La violencia política que barrió varios estados norteños después de  la derrota de Buhari forma parte de una tendencia en ascenso: un sentimiento étnico y religioso de estrechas miras, alimentado por la sensación de una patente marginación política y una  pobreza cada vez más profunda, está desplazando cada vez más la conciencia cívica y la participación activa de los ciudadanos que una política democrática debería crear.

Buhari obtuvo muy buenos resultados en su región natal y Jonathan en la Nigeria meridional, lo que dio la impresión de que las grietas latentes del país están a punto de reventar.
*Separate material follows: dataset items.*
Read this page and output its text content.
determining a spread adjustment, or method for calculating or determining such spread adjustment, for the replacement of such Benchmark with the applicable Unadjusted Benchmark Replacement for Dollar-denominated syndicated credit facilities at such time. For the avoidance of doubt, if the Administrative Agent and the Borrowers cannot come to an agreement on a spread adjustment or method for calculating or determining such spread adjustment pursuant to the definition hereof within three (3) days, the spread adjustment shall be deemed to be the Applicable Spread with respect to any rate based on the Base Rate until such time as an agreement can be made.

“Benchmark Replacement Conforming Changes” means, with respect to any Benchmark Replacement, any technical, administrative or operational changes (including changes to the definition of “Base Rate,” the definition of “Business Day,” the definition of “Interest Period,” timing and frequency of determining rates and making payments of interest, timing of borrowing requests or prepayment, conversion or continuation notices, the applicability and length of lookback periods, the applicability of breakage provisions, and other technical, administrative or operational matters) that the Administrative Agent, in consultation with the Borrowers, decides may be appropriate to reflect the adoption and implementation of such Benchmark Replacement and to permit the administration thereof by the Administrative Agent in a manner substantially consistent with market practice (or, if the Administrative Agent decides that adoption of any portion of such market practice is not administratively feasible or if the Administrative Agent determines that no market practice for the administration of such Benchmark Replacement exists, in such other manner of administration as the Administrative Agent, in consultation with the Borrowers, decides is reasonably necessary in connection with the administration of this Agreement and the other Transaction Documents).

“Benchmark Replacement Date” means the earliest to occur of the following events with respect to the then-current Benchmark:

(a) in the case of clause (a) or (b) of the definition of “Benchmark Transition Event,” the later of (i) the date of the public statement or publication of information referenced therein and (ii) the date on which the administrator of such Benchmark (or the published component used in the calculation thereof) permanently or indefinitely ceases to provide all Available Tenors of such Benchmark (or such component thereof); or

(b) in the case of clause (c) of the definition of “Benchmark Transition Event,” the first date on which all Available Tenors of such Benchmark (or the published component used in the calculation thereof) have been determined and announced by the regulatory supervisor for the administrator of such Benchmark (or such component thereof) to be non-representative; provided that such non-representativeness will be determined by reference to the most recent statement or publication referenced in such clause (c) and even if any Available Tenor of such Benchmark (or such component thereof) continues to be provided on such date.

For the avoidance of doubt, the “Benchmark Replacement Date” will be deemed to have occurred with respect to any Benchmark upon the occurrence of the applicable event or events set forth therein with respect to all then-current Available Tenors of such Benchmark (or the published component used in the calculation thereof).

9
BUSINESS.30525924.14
Aun así, la violencia, impulsada por la depauperada juventud norteña, puso primero en su punto de mira a los ociosos y egoístas ricos de su región antes de degenerar en ataques de represalias entre los musulmanes norteños y sus homólogos cristianos. Tampoco arraigó la violencia en la región septentrional central, que nominalmente forma parte de un “gran” Norte, cuyos dirigentes están aplicando ahora un proyecto político independiente.

También se debe observar detenidamente el extremo Norte, algunos de cuyos dirigentes respondieron, como el MCESB, al ascendiente de Obasanjo haciendo suya la legislación de la sharía islámica. De hecho, The Economist señaló recientemente la inestabilidad de esa región, con una militancia en aumento entre los jóvenes y unos ataques a civiles y a las fuerzas de seguridad cada vez más comunes.

Si se aplicaran los llamamientos en aumento por parte de dirigentes políticos sureños en pro de un “verdadero federalismo”, reducirían la parte correspondiente al Norte de los ingresos por petróleo, lo que desestabilizaría el país aún más, a no ser que Jonathan lo aplique de forma bipartidaria y desinteresada. Entretanto, una juventud inquieta y armada en el delta productor de petróleo, la región natal de Jonathan, está esperando a ver qué dividendos aportará “su hijo” a su patria, durante mucho tiempo desatendida.

En vista de ello, hay pocas razones para esperar que otros cuatro años de gobierno incompetente del PPD conviertan a Nigeria en un estado federal más próspero y estable. Aun así, el hecho de que se contuviera la violencia posterior a las elecciones y de que la oposición, en particular en el Sudoeste yoruba encabezado por el CAN, esté afianzándose equivale a un soplo de esperanza. Las naciones, como la política democrática, tardan en formarse y consolidarse. Tal vez  las elecciones de Nigeria que acaban de concluir le hayan aportado un poquito de ese futuro mejor.

Ike Okonta, analista político y escritor radicado en Abuja. Actualmente es miembro del Open Society Institute de Nueva York. Traducido del inglés por Carlos Manzano.